Lissieu

This unusual model is a copy of an original in the Kunshistorisches Museum in Vienna, made by the french maker Lissieu, active in the second half of the seventeenth in Lyon. Little is known about the life of this maker, but his instruments appaer to have been well known for their quality and fine workmanship. The only known referance to Lissieu, in the Musette method of Piere Borjon de Scellery (Lyon, 1672) reads:

"Le sieur Lissieux, qui depuis quelques anneé s'est étably à Lyon, en construit [des musettes] avec beaucoup de propreté et de justesse, aussi bien que toute sorte d'utres instruments à vent. Je n'en connois point qui approche davantage de l'adresse des sieurs Hotteterre."

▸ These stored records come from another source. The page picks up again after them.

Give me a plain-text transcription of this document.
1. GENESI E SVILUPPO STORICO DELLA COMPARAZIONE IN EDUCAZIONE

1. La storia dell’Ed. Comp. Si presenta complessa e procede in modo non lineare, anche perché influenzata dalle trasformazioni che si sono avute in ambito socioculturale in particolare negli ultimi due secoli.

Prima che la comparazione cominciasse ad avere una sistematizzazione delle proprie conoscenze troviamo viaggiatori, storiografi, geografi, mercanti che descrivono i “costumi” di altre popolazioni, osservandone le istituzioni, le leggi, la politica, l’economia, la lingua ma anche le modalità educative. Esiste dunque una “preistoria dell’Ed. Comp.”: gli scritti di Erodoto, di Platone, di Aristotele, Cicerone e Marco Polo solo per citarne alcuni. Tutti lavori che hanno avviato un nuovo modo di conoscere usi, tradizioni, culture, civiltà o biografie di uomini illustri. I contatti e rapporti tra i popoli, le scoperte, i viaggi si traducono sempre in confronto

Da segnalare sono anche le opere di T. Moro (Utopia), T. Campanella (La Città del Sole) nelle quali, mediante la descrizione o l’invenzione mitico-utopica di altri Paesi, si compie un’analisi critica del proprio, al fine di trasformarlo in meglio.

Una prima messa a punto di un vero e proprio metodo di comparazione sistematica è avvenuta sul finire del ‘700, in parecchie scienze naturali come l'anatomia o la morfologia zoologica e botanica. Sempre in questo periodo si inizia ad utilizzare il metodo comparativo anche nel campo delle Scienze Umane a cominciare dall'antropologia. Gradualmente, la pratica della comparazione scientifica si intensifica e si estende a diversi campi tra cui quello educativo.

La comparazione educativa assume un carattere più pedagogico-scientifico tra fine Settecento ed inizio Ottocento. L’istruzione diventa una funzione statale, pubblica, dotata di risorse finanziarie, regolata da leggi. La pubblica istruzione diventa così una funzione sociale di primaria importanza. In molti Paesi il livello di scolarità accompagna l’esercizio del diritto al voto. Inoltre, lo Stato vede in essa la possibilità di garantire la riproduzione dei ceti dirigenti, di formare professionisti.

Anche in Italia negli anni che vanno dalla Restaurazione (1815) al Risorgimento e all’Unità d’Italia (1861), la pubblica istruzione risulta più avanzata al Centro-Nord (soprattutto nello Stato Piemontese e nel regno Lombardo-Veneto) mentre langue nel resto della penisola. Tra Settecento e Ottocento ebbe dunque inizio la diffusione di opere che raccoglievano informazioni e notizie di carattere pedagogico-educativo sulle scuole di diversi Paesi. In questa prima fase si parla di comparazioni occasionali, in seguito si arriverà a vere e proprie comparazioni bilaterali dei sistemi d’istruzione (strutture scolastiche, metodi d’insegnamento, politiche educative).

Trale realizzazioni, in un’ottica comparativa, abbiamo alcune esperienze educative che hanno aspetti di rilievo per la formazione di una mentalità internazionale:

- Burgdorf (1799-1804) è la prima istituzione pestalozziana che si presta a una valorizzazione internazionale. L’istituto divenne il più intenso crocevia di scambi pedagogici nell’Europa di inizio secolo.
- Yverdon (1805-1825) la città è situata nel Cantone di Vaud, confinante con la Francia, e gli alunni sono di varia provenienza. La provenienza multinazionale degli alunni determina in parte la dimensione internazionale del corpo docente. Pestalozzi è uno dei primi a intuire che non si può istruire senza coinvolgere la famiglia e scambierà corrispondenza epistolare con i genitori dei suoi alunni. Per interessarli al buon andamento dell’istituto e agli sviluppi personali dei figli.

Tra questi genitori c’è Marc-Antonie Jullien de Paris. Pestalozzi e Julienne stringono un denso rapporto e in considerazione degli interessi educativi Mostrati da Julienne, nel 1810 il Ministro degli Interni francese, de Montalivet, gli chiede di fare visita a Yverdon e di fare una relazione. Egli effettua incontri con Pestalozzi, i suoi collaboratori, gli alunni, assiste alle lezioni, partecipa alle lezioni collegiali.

(Mr. Lissieux, who has been established in Lyon since a few years, makes them [musettes] with great accuracy and good intonation, as well as all sorts of other wind instruments. I don't know any other maker who approaches him in quality of work, apart for the Hotteterres"
Apart for the flute the only other survivng instruments by Lissieu is a beautifully made musette de cour by him survivng in the collection of Moreph Chantry Bagpipe Museum in England. The musette can be dated to the 1670's.
The flute is a high pitch instrument, playing at a=460 and is, acustically speaking, of a renaissance design: cylindrical bore, six finger holes and works well with renaissance fingering. The wall thickness is slightly larger then an avarage renaissance instrument, which, combined with the high pitch, give this instrument a sweet, concentrated, almost recorder-like sound. The ornamental turning on the flute, on the other hand, is baroque, and its porportions and style reminicent of an other seventeenth century flute by the Dutch maker Haka.
As for the instrument's repertoire, it is difficult to say what french flutists in that time period would have played on such an instrument. The high pitch, and the type of sound and response are, however, most suitable for playing earlier seventeeth century repertoire, such as Italian Canzonas and early Sonatas, and can be combined well with other wind instruments at high pitch: cornetto, dulcians and trombone.

This model is available at the original pitch, A=460 as well as with an extra lower body part for A=465.